1936 erwarb der Verein den schon längst ersehnten eigenen Grund in Berlin-Lichterfelde, Hindenburgdamm 7, in Gestalt eines 6000 m² großen Grundstückes mit vielen wertvollen Obstbäumen für 30.000,- RM. Zum Bau des geplanten repräsentativen Vereinshauses ist es wegen des Kriegsausbruches nicht mehr gekommen.
Während des 3. Reiches stand der Verein der Bayern unter Bevormundung des nationalsozialistischen Reichsbundes Volkstum und Heimat. Auf das Diktat einer in die Perversion und das Satanische gekippten Ideologie musste er 1934 seine Satzungen und seinen Namen ändern. Am 12. September 1935 musste das Ehrenprotektorat des Kronprinzen Rupprecht für erloschen erklärt werde.
Wie die ganze Berliner Bevölkerung hatte im 2. Weltkrieg auch der Bayernverein wieder seinen Blutzoll entrichtet. Etliche Mitglieder erlagen den Luftangriffen. Eine Anzahl fiel als Soldaten und mindestens einer, der letzte Bayerische Gesandte in Berlin, Franz Sperr, Ehrenmitglied des Vereines seit September 1934, starb im Widerstand (Kreisauer Kreis) als Opfer des 20. Juli 1944. Nicht wenige flohen aus der Stadt. Genaue Zahlen gibt es nicht, denn wegen der Papierknappheit musste bereits 1941 der Druck unserer Vereinsnachrichten eingestellt werden. Im Chaos, das der Nationalsozialismus 1945 hinterließ, blieb vom Verein der Bayern nur das Gartengrundstück in Lichterfelde übrig.
Ende des Jahres 1948 wurde bei der amerikanischen Besatzungsmacht die Lizenz zum Wiedererstehen des Bayernvereines beantragt und von ihr auch genehmigt. Bereits im Frühjahr 1949 konnte ein neuer Vorstand gewählt und im gleichen Jahr erstmalig wieder ein Johannifest und auch ein Oktoberfest gefeiert werden.
Der Verein erlebte in den fünfziger Jahren wieder eine Blütezeit. 1951 wurde das 75-jährige Gründungsfest in den Kasinosälen des Funkturms wieder als großes Trachtenfest gefeiert.

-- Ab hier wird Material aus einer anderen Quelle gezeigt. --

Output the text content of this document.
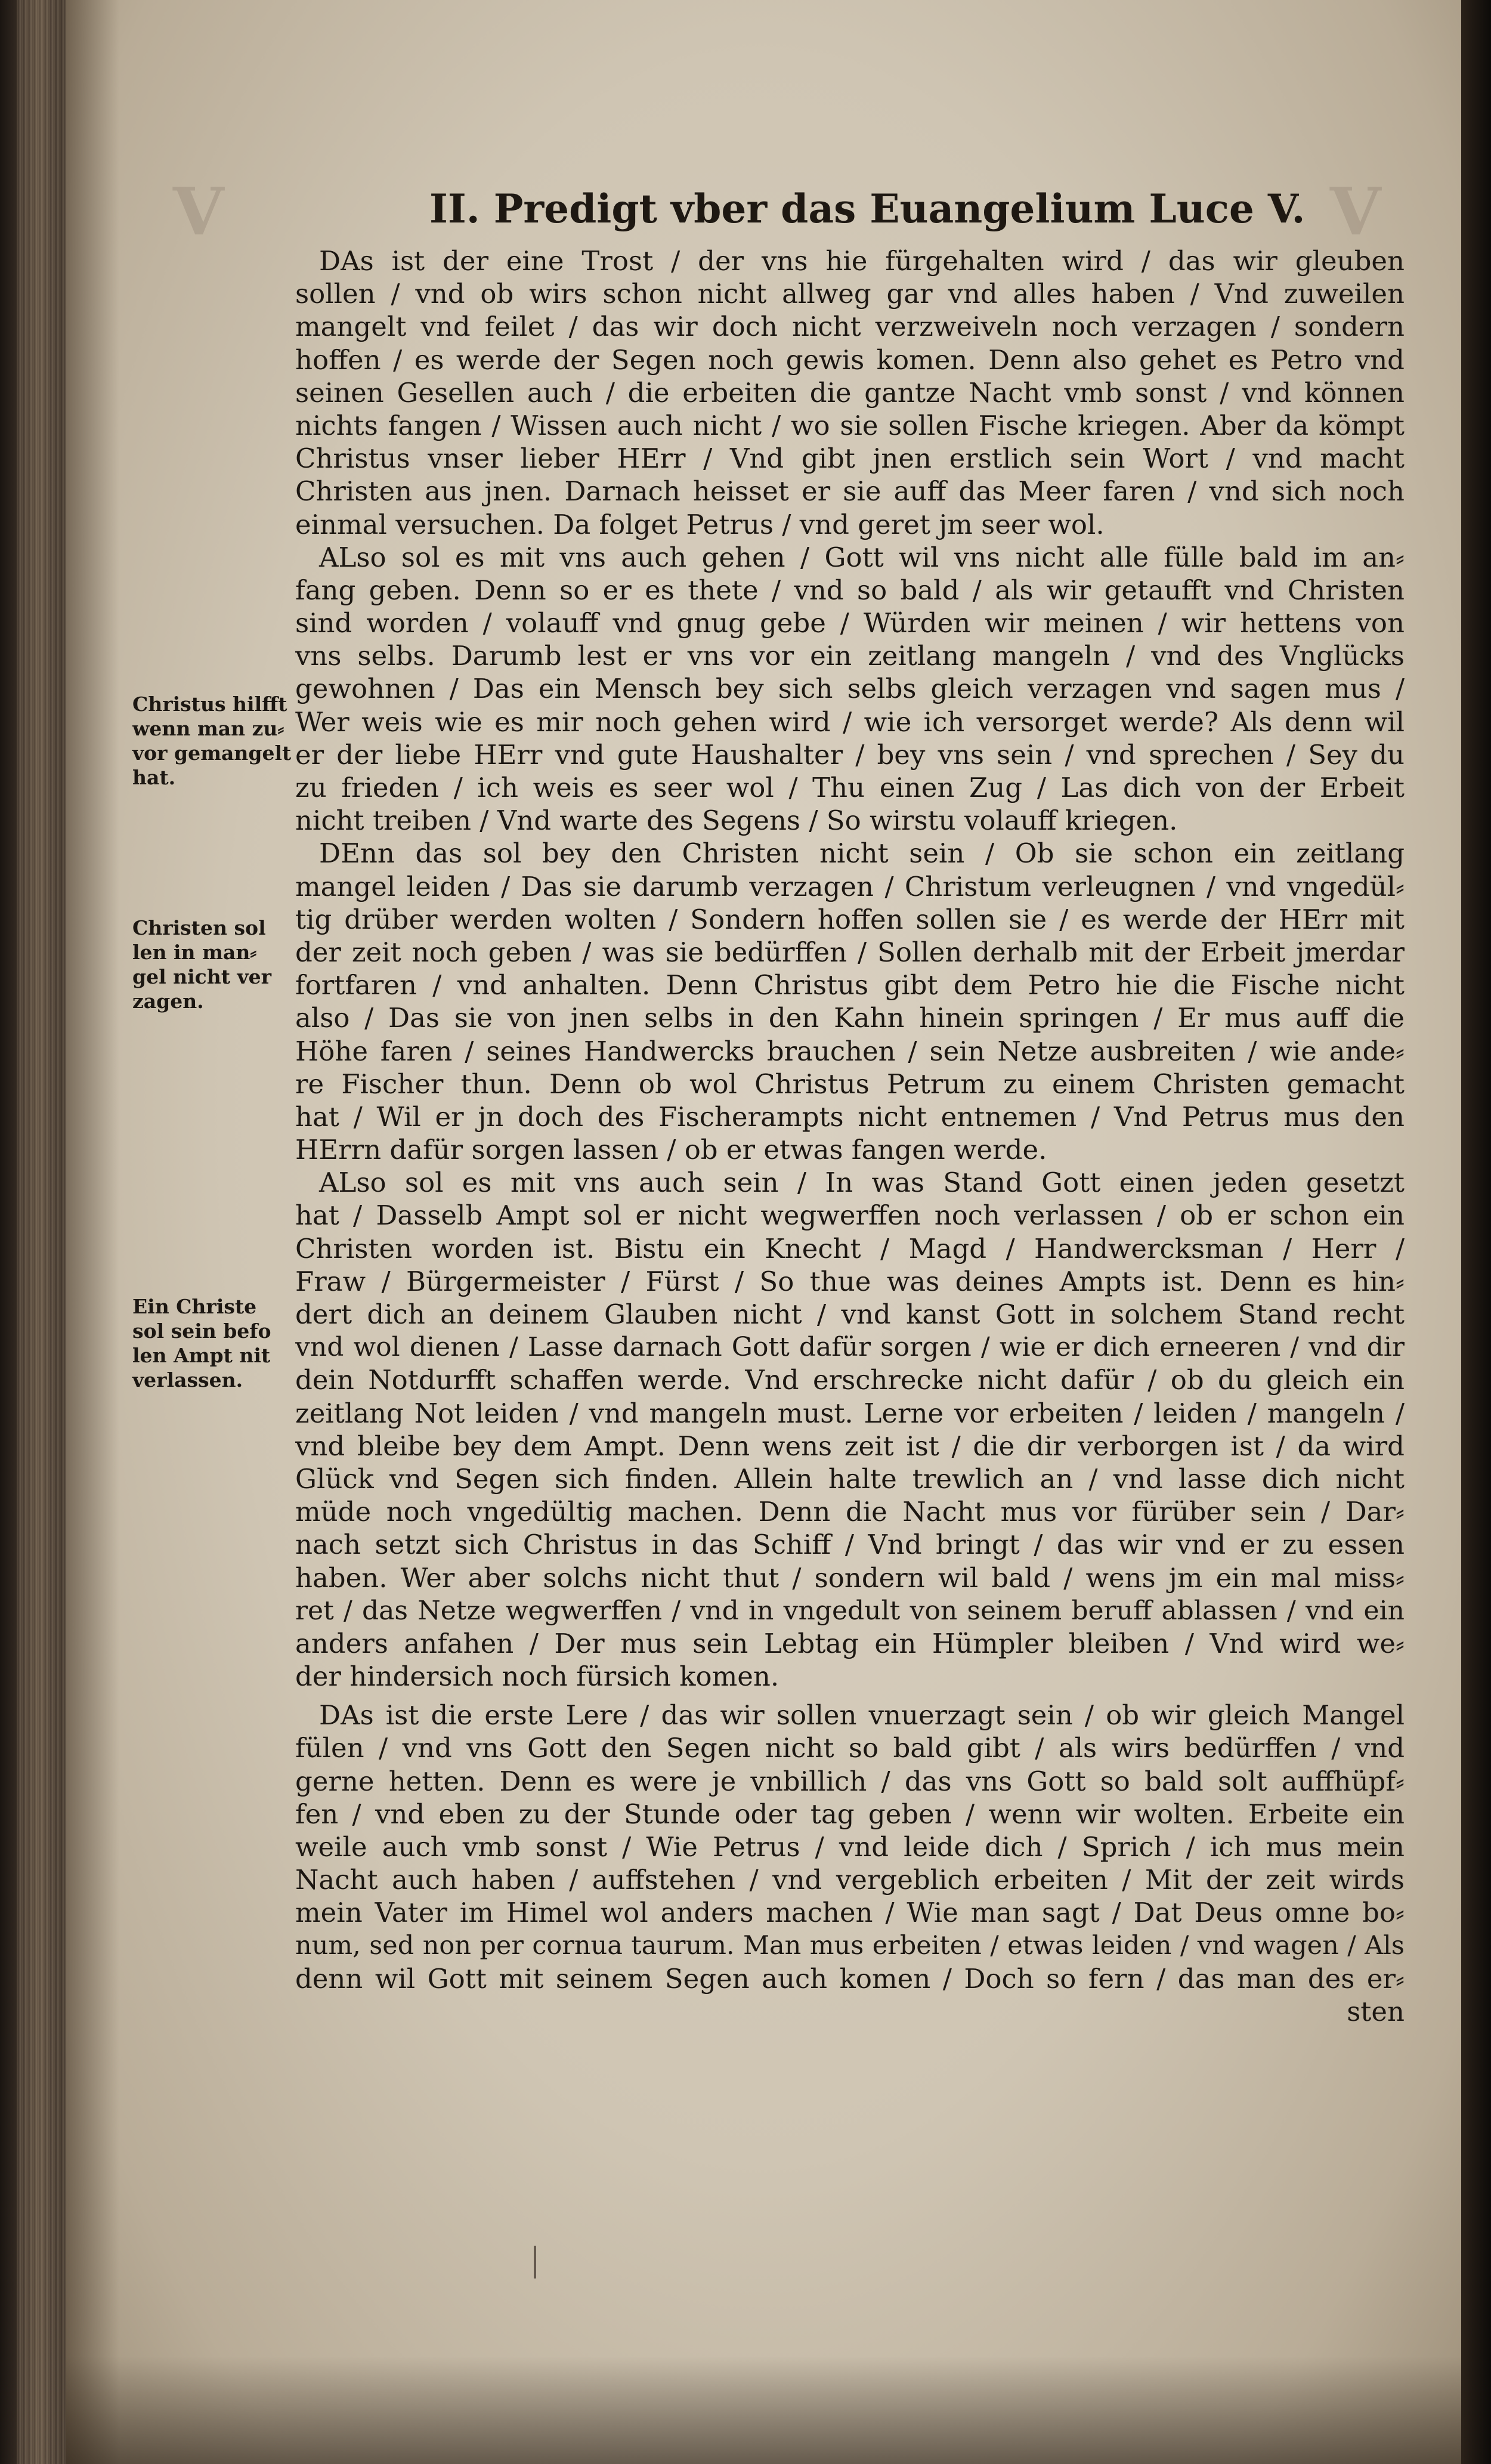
V	V
II. Predigt vber das Euangelium Luce V.
Christus hilfft
wenn man zu⸗
vor gemangelt
hat.
Christen sol
len in man⸗
gel nicht ver
zagen.
Ein Christe
sol sein befo
len Ampt nit
verlassen.
DAs ist der eine Trost / der vns hie fürgehalten wird / das wir gleuben
sollen / vnd ob wirs schon nicht allweg gar vnd alles haben / Vnd zuweilen
mangelt vnd feilet / das wir doch nicht verzweiveln noch verzagen / sondern
hoffen / es werde der Segen noch gewis komen. Denn also gehet es Petro vnd
seinen Gesellen auch / die erbeiten die gantze Nacht vmb sonst / vnd können
nichts fangen / Wissen auch nicht / wo sie sollen Fische kriegen. Aber da kömpt
Christus vnser lieber HErr / Vnd gibt jnen erstlich sein Wort / vnd macht
Christen aus jnen. Darnach heisset er sie auff das Meer faren / vnd sich noch
einmal versuchen. Da folget Petrus / vnd geret jm seer wol.
ALso sol es mit vns auch gehen / Gott wil vns nicht alle fülle bald im an⸗
fang geben. Denn so er es thete / vnd so bald / als wir getaufft vnd Christen
sind worden / volauff vnd gnug gebe / Würden wir meinen / wir hettens von
vns selbs. Darumb lest er vns vor ein zeitlang mangeln / vnd des Vnglücks
gewohnen / Das ein Mensch bey sich selbs gleich verzagen vnd sagen mus /
Wer weis wie es mir noch gehen wird / wie ich versorget werde? Als denn wil
er der liebe HErr vnd gute Haushalter / bey vns sein / vnd sprechen / Sey du
zu frieden / ich weis es seer wol / Thu einen Zug / Las dich von der Erbeit
nicht treiben / Vnd warte des Segens / So wirstu volauff kriegen.
DEnn das sol bey den Christen nicht sein / Ob sie schon ein zeitlang
mangel leiden / Das sie darumb verzagen / Christum verleugnen / vnd vngedül⸗
tig drüber werden wolten / Sondern hoffen sollen sie / es werde der HErr mit
der zeit noch geben / was sie bedürffen / Sollen derhalb mit der Erbeit jmerdar
fortfaren / vnd anhalten. Denn Christus gibt dem Petro hie die Fische nicht
also / Das sie von jnen selbs in den Kahn hinein springen / Er mus auff die
Höhe faren / seines Handwercks brauchen / sein Netze ausbreiten / wie ande⸗
re Fischer thun. Denn ob wol Christus Petrum zu einem Christen gemacht
hat / Wil er jn doch des Fischerampts nicht entnemen / Vnd Petrus mus den
HErrn dafür sorgen lassen / ob er etwas fangen werde.
ALso sol es mit vns auch sein / In was Stand Gott einen jeden gesetzt
hat / Dasselb Ampt sol er nicht wegwerffen noch verlassen / ob er schon ein
Christen worden ist. Bistu ein Knecht / Magd / Handwercksman / Herr /
Fraw / Bürgermeister / Fürst / So thue was deines Ampts ist. Denn es hin⸗
dert dich an deinem Glauben nicht / vnd kanst Gott in solchem Stand recht
vnd wol dienen / Lasse darnach Gott dafür sorgen / wie er dich erneeren / vnd dir
dein Notdurfft schaffen werde. Vnd erschrecke nicht dafür / ob du gleich ein
zeitlang Not leiden / vnd mangeln must. Lerne vor erbeiten / leiden / mangeln /
vnd bleibe bey dem Ampt. Denn wens zeit ist / die dir verborgen ist / da wird
Glück vnd Segen sich finden. Allein halte trewlich an / vnd lasse dich nicht
müde noch vngedültig machen. Denn die Nacht mus vor fürüber sein / Dar⸗
nach setzt sich Christus in das Schiff / Vnd bringt / das wir vnd er zu essen
haben. Wer aber solchs nicht thut / sondern wil bald / wens jm ein mal miss⸗
ret / das Netze wegwerffen / vnd in vngedult von seinem beruff ablassen / vnd ein
anders anfahen / Der mus sein Lebtag ein Hümpler bleiben / Vnd wird we⸗
der hindersich noch fürsich komen.
DAs ist die erste Lere / das wir sollen vnuerzagt sein / ob wir gleich Mangel
fülen / vnd vns Gott den Segen nicht so bald gibt / als wirs bedürffen / vnd
gerne hetten. Denn es were je vnbillich / das vns Gott so bald solt auffhüpf⸗
fen / vnd eben zu der Stunde oder tag geben / wenn wir wolten. Erbeite ein
weile auch vmb sonst / Wie Petrus / vnd leide dich / Sprich / ich mus mein
Nacht auch haben / auffstehen / vnd vergeblich erbeiten / Mit der zeit wirds
mein Vater im Himel wol anders machen / Wie man sagt / Dat Deus omne bo⸗
num, sed non per cornua taurum. Man mus erbeiten / etwas leiden / vnd wagen / Als
denn wil Gott mit seinem Segen auch komen / Doch so fern / das man des er⸗
sten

Das 100 jährige Stiftungsfest fand 1976 im Prälaten Schöneberg unter dem Protektorat des Regierenden Bürgermeisters von Berlin und der Bayerischen Staatsregierung statt.
Seit 1980 steht auf dem Bayernplatz ein neues schmuckes Vereinshaus, das aus dem Erlös eines an das benachbarte Sommerbad des Bezirks Steglitz abgetretenen 2000 m² großen Grundstückteils finanziert werden konnte.

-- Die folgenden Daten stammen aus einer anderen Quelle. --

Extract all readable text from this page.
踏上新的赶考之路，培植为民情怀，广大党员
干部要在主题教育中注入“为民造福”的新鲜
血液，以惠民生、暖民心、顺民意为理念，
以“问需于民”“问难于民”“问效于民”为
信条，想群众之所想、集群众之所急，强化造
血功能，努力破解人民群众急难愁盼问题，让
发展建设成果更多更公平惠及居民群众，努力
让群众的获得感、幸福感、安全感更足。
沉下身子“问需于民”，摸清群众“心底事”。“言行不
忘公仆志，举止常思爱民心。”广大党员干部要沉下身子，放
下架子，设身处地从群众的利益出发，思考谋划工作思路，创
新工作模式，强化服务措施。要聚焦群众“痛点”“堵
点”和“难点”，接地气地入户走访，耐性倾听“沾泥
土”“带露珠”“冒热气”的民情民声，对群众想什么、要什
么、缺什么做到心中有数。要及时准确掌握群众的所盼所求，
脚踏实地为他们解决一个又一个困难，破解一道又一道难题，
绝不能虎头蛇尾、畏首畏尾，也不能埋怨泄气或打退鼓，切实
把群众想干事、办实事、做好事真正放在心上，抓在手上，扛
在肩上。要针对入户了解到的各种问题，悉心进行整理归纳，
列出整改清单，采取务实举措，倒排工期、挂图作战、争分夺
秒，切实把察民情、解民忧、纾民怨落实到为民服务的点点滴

In den folgenden Jahren hat gerade die Verbundenheit mit dem Heimat- und Volkstrachtenverein Schmidmühlen/Oberpfalz dazu beigetragen, dass in unserem Verein die soziale Verankerung zur bayerischen Heimat, sprich „das Heimatgefühl“, nicht nachgelassen hat.
Zum 140. Gründungsjubiläum wurde dem Verein im Jahr 2016 als dem ältesten aktiven Trachtenverein im Deutschen Trachtenverband die höchste Auszeichnung des Verbandes, die Trachtentafel in Brillant verliehen.
Die Teilnahme von vielen Vereinen aus dem ganzen Bundesgebiet, insbesondere der Oberpfalz und dem Chiemgau, zum 140. Gründungsfest, stärkten die Motivation der „Bayern in Berlin“, sich in der Bundeshaupstadt auch in Zukunft für die aktive Pflege des bayerischen Brauchtums einzusetzen.
Der Verein sieht in den kommenden Jahren seine Aufgabe weiterhin darin, den bayerischen Landsleuten in Berlin ein Stück Heimat zu vermitteln, wo sie ihre Identität wahren können, d.h. das bayerische Brauchtum mit Sprache, Musik und Tanz zu pflegen. Besonderer Beliebtheit erfreuen sich weiterhin unsere Feste auf dem Bayernplatz, wie Osterfeuer, Almauftrieb/1.Mai, Sommerfest und Oktoberfest.